School of Biochemistry and Immunology, Trinity College Dublin, Dublin 2, Ireland.
Curr Opin Immunol. 2010 Feb;22(1):20-7. doi: 10.1016/j.coi.2009.12.002. Epub 2010 Jan 7.
In recent years the importance of the localisation and trafficking of Toll-like receptors (TLRs) and their adaptors within the cell has become apparent. Localisation and trafficking of both cell surface and endosomal TLRs, alongside their adaptors, appears to play an important role not only in ligand recognition but also in the downregulation of signaling following ligand stimulation. Chaperones, such as gp96, PRAT4A and Unc93B1 play a role in TLR localisation. TLR4 cycles between the Golgi and the plasma membrane until engaged by LPS. The MyD88-dependent pathway is then initiated at the plasma membrane, followed by the movement of the TLR4 complex into the endosome where the MyD88-independent pathway is activated. Several proteins, including Triad3A and TAG appear to be involved in the movement of TLR4 to the lysosome for degradation.
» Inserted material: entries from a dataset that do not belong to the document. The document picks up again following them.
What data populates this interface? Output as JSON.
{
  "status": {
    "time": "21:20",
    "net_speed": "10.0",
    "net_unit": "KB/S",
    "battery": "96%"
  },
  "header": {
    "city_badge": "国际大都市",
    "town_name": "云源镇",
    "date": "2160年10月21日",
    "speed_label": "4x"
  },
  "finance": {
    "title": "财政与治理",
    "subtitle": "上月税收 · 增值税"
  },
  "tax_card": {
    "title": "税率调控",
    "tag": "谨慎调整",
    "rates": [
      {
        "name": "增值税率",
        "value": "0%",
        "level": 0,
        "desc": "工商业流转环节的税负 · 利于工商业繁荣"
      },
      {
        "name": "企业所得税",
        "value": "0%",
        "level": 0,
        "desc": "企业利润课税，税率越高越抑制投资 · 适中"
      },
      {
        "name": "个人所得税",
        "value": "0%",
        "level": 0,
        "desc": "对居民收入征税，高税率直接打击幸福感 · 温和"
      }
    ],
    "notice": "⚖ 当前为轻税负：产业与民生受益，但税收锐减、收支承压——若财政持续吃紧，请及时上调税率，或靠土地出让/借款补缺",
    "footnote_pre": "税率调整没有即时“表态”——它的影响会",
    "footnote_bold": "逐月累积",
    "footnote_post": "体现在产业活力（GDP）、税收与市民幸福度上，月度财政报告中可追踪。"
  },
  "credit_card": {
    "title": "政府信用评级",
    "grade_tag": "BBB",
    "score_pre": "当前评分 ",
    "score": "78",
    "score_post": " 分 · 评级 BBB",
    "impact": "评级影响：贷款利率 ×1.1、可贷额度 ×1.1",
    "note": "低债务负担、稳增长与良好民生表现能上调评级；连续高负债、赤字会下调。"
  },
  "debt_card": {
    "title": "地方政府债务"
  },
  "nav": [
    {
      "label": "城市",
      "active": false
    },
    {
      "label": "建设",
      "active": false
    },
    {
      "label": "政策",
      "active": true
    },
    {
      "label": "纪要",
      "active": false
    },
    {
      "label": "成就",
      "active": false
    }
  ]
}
近年来,Toll 样受体 (TLRs) 及其衔接蛋白在细胞内的定位和运输的重要性变得明显。细胞表面和内体 TLRs 及其衔接蛋白的定位和运输似乎不仅在配体识别中而且在配体刺激后的信号下调中发挥重要作用。伴侣蛋白,如 gp96、PRAT4A 和 Unc93B1,在 TLR 定位中发挥作用。TLR4 在高尔基氏体和质膜之间循环,直到与 LPS 结合。然后在质膜上启动 MyD88 依赖性途径,随后 TLR4 复合物进入内体,其中激活 MyD88 非依赖性途径。几种蛋白质,包括 Triad3A 和 TAG,似乎参与 TLR4 向溶酶体降解的运动。